The 14th Amendment limits the authority of each state “as an undivided whole,” so there is “no textual justification for saying that the existence or the scope of a State’s power to expropriate private property without just compensation varies according to the branch of government effecting the expropriation.”

The Supreme Court vacated the judgment of the California Court of Appeal and remanded the case “for further proceedings not inconsistent with this opinion.”

Three separate opinions concurring in the Supreme Court’s decision were filed by various justices.

Justice Sonia Sotomayor filed a concurring opinion, which Justice Ketanji Brown Jackson joined.

Justice Sotomayor wrote that the Supreme Court failed to resolve the issue of whether the traffic impact fee Mr. Sheetz was forced to pay would constitute a compensable taking if imposed “outside the permitting process.”

She implied that the issue of any takings liability only applies in this case if the fee was imposed outside of the permitting context.
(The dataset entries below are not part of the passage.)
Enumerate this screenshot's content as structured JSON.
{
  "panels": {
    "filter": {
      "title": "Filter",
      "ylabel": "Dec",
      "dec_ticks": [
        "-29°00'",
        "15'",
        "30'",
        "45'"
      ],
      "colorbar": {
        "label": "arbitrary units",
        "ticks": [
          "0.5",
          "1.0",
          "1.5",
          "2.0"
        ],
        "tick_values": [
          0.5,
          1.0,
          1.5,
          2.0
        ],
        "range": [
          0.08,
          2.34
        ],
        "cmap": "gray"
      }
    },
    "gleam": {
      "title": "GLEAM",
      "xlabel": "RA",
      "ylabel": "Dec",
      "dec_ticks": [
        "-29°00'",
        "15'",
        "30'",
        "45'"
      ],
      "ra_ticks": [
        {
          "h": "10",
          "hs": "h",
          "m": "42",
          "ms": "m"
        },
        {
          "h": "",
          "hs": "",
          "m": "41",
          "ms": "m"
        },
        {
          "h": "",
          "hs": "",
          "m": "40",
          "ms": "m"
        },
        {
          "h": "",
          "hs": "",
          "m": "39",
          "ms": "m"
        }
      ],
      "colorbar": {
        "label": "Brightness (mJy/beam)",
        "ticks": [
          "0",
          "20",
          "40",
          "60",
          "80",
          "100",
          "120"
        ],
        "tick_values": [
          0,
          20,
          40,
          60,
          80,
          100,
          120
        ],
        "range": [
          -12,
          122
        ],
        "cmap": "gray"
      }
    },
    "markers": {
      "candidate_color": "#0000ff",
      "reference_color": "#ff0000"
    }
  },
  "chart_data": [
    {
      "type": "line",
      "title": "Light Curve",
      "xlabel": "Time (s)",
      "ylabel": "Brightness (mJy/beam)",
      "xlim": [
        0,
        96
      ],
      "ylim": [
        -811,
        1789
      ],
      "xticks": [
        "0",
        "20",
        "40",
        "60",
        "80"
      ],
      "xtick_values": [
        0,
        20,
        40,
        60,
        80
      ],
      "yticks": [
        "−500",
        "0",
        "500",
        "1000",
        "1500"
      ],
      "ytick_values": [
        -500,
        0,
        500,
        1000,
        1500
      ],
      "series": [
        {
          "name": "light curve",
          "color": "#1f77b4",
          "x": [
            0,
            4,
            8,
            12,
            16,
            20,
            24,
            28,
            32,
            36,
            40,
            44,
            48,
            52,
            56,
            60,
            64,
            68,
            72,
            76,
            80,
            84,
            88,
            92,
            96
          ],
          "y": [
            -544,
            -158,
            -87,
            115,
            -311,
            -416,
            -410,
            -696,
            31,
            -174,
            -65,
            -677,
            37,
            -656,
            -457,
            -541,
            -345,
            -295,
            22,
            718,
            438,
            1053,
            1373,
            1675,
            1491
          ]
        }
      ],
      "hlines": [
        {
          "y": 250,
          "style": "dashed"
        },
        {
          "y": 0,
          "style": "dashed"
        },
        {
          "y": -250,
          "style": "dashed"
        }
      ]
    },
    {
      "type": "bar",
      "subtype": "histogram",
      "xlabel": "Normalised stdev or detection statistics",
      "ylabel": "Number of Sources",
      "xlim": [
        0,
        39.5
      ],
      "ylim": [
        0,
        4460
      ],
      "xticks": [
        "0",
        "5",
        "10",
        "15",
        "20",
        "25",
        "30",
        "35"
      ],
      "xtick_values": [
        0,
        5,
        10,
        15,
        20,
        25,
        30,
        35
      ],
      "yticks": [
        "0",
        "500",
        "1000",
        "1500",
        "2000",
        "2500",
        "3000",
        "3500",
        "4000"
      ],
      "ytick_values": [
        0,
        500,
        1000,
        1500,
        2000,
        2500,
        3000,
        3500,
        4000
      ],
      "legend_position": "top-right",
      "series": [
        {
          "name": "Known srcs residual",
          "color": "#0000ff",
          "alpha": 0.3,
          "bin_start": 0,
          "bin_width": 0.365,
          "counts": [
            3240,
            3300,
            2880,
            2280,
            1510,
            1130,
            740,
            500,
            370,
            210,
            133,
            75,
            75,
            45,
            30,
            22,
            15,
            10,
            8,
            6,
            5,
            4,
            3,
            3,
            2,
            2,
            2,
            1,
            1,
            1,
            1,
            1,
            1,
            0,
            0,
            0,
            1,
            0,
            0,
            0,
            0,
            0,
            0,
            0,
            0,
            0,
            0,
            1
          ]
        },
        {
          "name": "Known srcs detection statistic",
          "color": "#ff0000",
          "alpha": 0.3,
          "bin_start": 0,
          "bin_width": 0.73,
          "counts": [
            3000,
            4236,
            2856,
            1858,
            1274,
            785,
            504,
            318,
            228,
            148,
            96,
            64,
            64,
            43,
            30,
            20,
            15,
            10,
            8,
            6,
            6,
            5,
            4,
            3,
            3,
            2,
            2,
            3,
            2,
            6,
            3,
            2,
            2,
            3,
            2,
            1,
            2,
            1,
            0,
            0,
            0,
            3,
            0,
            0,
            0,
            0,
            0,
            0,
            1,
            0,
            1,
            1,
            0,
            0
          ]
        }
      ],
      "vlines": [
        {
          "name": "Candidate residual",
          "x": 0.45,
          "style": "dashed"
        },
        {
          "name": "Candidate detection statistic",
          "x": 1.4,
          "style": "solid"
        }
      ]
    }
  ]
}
“The California Court of Appeal did not consider that question and the Court does not resolve it. … With this understanding, I join the Court’s opinion.”

Justice Neil Gorsuch filed his own concurring opinion.

In his opinion, the justice stated that takings clause standards should not shift based on whether the regulation being challenged applies narrowly or broadly.

“The Court notes but does not address a separate question: whether the Nollan/Dolan test operates differently when an alleged taking affects a ‘class of properties’ rather than ‘a particular development’ ... But how could it? … Nothing about that test depends whether the government imposes the challenged condition on a large class of properties or a single tract or something in between.”

Justice Brett Kavanaugh also filed a concurring opinion, which was joined by Justice Elena Kagan and Justice Jackson.

In that opinion, Justice Kavanaugh suggested there may be issues surrounding the takings clause that the Supreme Court may have to revisit in the future.

The court has not decided whether “a permit condition imposed on a class of properties must be tailored with the same degree of specificity as a permit condition that targets a particular development.”

Nor does the court’s new opinion “address or prohibit” the commonplace government practice of imposing permit conditions, including impact fees, on new developments through formulas or schedules that evaluate the impact of classes of development, instead of the impact of specific parcels of property, he wrote.